Гото рискует предположить, что «самосознание» означает «бдительность», как у часового. Его перевод слегка окрашен мистикой, но это же можно сказать и об оригинале.

– Наука, словно военачальник, стремится точно определить своих врагов: чужая мудрость, принятая без рассуждений; предположения, не подкрепленные опытом; шарлатанство и суеверия; страх тиранов перед просвещением простолюдинов; и самое пагубное – присущая человеку склонность к самообману. Об этом хорошо сказал англичанин Бэкон: «Человеческое понимание – словно кривое зеркало, которое неверно отражает падающий на него луч и грубо искажает природу вещей, примешивая к ней свою собственную природу». Быть может, нашему почтенному коллеге господину Такаки знаком этот отрывок?
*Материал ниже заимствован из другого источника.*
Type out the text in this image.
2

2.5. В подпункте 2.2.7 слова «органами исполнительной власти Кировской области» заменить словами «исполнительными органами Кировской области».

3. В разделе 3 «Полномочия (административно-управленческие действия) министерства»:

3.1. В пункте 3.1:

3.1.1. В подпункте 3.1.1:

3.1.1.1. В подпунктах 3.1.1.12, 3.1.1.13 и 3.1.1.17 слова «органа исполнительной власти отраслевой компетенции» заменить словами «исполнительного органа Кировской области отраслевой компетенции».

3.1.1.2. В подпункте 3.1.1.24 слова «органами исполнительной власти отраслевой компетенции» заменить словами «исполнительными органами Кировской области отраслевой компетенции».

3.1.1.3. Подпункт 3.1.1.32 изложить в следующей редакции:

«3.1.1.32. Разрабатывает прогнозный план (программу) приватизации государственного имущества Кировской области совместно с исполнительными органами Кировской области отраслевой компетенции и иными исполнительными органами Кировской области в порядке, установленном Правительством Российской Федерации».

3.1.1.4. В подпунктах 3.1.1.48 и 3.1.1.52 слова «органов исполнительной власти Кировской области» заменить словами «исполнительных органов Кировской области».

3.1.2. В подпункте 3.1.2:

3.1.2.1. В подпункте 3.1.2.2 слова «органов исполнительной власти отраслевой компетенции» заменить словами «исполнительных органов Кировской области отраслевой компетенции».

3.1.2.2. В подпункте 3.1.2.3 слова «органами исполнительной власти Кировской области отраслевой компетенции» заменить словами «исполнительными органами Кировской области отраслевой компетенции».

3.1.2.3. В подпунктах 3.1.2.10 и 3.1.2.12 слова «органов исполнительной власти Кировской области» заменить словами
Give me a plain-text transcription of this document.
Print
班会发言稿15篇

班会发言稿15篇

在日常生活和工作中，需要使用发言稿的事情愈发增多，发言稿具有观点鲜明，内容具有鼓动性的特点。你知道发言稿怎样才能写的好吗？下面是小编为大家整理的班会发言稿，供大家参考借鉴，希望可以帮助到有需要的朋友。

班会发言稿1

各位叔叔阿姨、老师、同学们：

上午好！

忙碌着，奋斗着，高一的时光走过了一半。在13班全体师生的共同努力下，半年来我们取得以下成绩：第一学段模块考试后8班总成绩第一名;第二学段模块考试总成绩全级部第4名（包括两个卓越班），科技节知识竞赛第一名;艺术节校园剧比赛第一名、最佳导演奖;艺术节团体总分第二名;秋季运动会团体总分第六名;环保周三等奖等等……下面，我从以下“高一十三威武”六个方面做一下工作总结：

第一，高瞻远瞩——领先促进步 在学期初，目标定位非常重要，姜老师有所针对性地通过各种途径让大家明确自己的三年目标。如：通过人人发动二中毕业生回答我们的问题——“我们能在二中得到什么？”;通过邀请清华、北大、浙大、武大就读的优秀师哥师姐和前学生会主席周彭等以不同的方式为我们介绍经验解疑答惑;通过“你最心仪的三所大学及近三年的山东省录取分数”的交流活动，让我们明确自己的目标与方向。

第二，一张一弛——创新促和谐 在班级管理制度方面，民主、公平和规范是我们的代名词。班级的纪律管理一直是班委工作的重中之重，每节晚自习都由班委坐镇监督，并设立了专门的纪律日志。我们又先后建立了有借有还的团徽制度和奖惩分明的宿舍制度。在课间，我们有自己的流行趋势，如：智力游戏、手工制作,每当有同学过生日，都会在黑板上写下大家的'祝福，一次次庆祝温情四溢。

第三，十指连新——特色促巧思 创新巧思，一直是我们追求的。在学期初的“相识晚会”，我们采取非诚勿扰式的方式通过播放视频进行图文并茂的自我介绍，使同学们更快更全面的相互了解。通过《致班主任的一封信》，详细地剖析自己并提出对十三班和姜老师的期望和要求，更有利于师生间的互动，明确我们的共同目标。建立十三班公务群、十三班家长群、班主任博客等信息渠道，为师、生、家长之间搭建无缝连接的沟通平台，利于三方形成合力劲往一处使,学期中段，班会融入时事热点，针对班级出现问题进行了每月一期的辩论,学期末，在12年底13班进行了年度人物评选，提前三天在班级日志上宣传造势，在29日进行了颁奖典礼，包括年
Арасияма, не совладав со словом «шарлатанство», попросту выбрасывает его, пропускает слова о тиранах и простолюдинах из соображений цензуры и обращается за помощью к прямому как палка Такаки, переводчику Бэкона. Тот своим брюзгливым голосом переводит цитату.

– Наука только-только делает первые шаги, но придет время – и она преобразит человечество. А такие академии, как Сирандо, господа, – ее школы, ее начальные классы. Несколько лет назад один мудрый американец, Бенджамин Франклин, поражался летящему над Лондоном воздушному шару. Его спутник отмахнулся, назвав шар безделицей, пустой причудой, и спросил Франклина: «Да, но какая от него польза?» Франклин ответил: «А какая польза от новорожденного младенца?»

Удзаэмон переводит вроде бы недурно, пока не доходит до «безделицы» и «причуды». Гото и Арасияма строят извиняющиеся гримасы – не могут помочь. Слушатели смотрят критически.

Якоб де Зут тихонько подсказывает:

– Детская игрушка.

С такой заменой история о Франклине обретает смысл, и ученые одобрительно кивают.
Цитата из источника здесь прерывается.